As this is the House of Katsu, you should definitely order the tonkatsu. (I question the culinary integrity of anyone who even thinks about ordering the bloody vegetarian platter! There’s one on the menu, but really…) The house specialty is kurobuta – the creamy-colored, beautifully marbled, exquisitely tender pork from the fabled Japanese black pigs. Yabu pitches this premium meat as the “wagyu of pork”, an appellation that does it little justice because it is a far sweeter, more tender, utterly moreish sort of meat that shouldn’t be compared to any other.
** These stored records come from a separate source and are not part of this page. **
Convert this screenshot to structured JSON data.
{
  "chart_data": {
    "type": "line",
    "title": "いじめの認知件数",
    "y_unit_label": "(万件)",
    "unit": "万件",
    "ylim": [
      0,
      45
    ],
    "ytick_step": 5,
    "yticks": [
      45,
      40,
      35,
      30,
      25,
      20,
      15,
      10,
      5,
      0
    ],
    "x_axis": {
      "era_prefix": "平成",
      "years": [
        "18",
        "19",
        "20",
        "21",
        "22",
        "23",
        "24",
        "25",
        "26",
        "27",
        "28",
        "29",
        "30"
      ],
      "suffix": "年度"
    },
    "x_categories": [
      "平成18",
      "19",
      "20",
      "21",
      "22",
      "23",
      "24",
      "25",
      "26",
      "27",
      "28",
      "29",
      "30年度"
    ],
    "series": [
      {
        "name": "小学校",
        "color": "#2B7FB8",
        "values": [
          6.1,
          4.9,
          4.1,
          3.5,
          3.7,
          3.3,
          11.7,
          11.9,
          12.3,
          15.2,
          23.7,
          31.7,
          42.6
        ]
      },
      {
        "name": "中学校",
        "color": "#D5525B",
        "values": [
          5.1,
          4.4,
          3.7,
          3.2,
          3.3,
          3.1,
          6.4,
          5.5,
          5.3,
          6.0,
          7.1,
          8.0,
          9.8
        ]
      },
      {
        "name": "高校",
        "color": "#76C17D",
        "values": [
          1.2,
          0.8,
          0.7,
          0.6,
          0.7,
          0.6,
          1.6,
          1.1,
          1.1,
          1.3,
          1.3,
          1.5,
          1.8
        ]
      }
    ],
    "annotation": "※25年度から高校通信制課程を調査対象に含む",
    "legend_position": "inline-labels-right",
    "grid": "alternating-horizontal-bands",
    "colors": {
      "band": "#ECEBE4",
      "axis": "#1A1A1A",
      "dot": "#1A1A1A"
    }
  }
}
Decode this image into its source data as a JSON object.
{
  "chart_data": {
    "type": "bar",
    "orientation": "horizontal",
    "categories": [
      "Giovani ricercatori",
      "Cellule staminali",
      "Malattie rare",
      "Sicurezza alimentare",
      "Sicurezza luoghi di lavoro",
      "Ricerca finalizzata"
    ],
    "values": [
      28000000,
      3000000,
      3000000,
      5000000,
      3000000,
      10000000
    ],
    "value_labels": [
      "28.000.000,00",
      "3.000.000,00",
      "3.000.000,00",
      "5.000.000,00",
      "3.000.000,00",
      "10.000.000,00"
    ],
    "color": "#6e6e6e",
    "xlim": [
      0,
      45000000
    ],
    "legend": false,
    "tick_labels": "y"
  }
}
As the kurobuta cuts are a touch on the pricey side, first-timers would do well to opt for the regular tonkatsu just to take measure of Yabu’s capabilities. You are given the choice between rosu (a slightly fatty loin cut) and hire (trimmed pork tenderloin). I’d say go for the former: the fat gives a savory edge to the sweet, tender meat which is covered by a thin, crispy, golden panko crust. Having been drained properly after frying, the cutlet isn’t greasy at all and the crunchy outside gives way to the delectable softness within. Definitely the gold standard for tonkatsu in my book…
If you’re more of a burger-and-fries sort, my sister’s menchi katsu set is definitely for you. Menchi katsu is a thickish patty of ground pork and beef, rolled in breadcrumbs, and deep-fried. In most versions of the dish, mashed potatoes are added as an extender; in this case, however, the mixed mince is wrapped around a core of cheese that melts and oozes unctuously. The patty itself is nicely seasoned and the texture tender without being mushy.
My brother went for the chicken katsu curry which features a tender chicken cutlet drenched in a mildly hot Japanese curry. As with all the rest of our orders, the curry came with miso soup, Japanese pickles (takuan [sweet pickled radish] and cucumber), refillable bowls of rice (the wait-staff will come ’round to your table with a clay pot of it), the previously mentioned unlimited shredded cabbage, and bowls of fruit for dessert. (Incidentally, both the pineapple and watermelon slices we got with our meals were beautifully sweet and perfectly ripe.)
Normally, I don’t believe much of the hype that revolves around most new restaurants, but Yabu definitely deserves all the praise it has received and I sincerely hope the quality remains great and consistent.